The genome of a giant (trevally): Caranx ignobilis

This article has been Reviewed by the following groups

Read the full article See related articles

Abstract

Caranx ignobilis, commonly known as giant kingfish or giant trevally, is a large, reef-associated apex predator. It is a prized sportfish, targeted throughout its tropical and subtropical range in the Indian and Pacific Oceans. It also gained significant interest in aquaculture due to its unusual freshwater tolerance. Here, we present a draft assembly of the estimated 625.92 Mbp nuclear genome of a C. ignobilis individual from Hawaiian waters, which host a genetically distinct population. Our 97.4% BUSCO-complete assembly has a contig NG50 of 7.3 Mbp and a scaffold NG50 of 46.3 Mbp. Twenty-five of the 203 scaffolds contain 90% of the genome. We also present noisy, long-read DNA, Hi-C, and RNA-seq datasets, the latter containing eight distinct tissues and can help with annotations and studies of freshwater tolerance. Our genome assembly and its supporting data are valuable tools for ecological and comparative genomics studies of kingfishes and other carangoid fishes.

Article activity feed

  1. ABSTRACT

    This work has been published in GigaByte Journal under a CC-BY 4.0 license (https://doi.org/10.46471/gigabyte.67), and has published the reviews under the same license. These are as follows.

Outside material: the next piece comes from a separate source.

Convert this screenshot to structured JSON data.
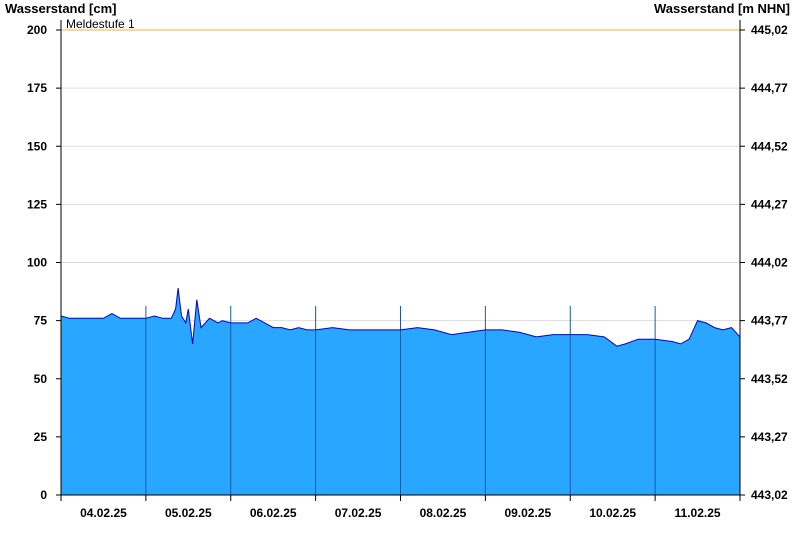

    **Reviewer 1. Alison Gould **

    Is there sufficient data validation and statistical analyses of data quality? Not my area of expertise.

    Other comments:

    This was a very clear and well-written manuscript presenting a whole genome assembly for the giant trevally. This will serve as an important resource for future researcher interested in this and other closely related species of fish. I. only have a few minor suggestions but overall, found the paper to be of high-quality. -It would be helpful to include the estimated genome size and BUSCO score in the abstract -Include the species name on the X-axes of each column in Fig 5. -Several of the tables (Table2, Table6, for example) don't seem necessary in the main text as they are not really discussed in the paper and could included as supporting material.

    **Reviewer 2. Yue Song **

    Are all data available and do they match the descriptions in the paper?

    Yes. The description of the data in the article is generally correct, but there are some inconsistencies. e.g. in line 186, the author used single-copy orthologs from the actinopterygii set of OrthoDB (v10) to assess assembly completeness but using vertebrate set for the comparison with other fish genomes. All the other species are also fish genomes, so why not use the same database (e.g. actinopterygii)?

    Are the data and metadata consistent with relevant minimum information or reporting standards?

    Yes. it is best to provide relevant information about protein-coding genes i think.

    Is there sufficient detail in the methods and data-processing steps to allow reproduction?

    No. (1) It is better to provide detailed software parameters and the description of how to assemble contigs into scaffold is not clear enough. (2) The method of how to identify single-copy orthologs is not clearly described.

    Is there sufficient data validation and statistical analyses of data quality?

    No. I don't think it's enough to just rely on single-copy orthologs and/or synteny blocks to assess the genome quality, maybe it would be better to add some others, e.g. reads mapping?

    Other comments:

    (1) In line 223, the authors just provide how many scaffolds there are in the final assembly version, but how many chromosomes are assembled and how about the proportion of scaffold or contigs which have been located into the chromosomes. These information is not found in the MS. Note that there is already published a genome for this genus in NCBI, but only at the contig level, if using the Hi-C data could provide the chromosomal level one, I think it would be more useful. (2) In line 252, I noticed there was not mentioned about gene sets, especially the protein-coding genes, how many coding genes are there in this genome? (3) In figure 4, many cross-linking intensities are not obvious, which may be related to sequencing depth of Hi-C data, I can't figure out how many chromosomes are there in the final assembly from this diagram. (4) Some minor bugs, in FIGURE CAPTIONS, figure 6, here the author used the ray-finned fish, right? I think it is a mistake here, cause in line 186, the author mentioned vertebrata set.

    Re-review: The author has responded to the corresponding questions, recommended accepting the manuscript.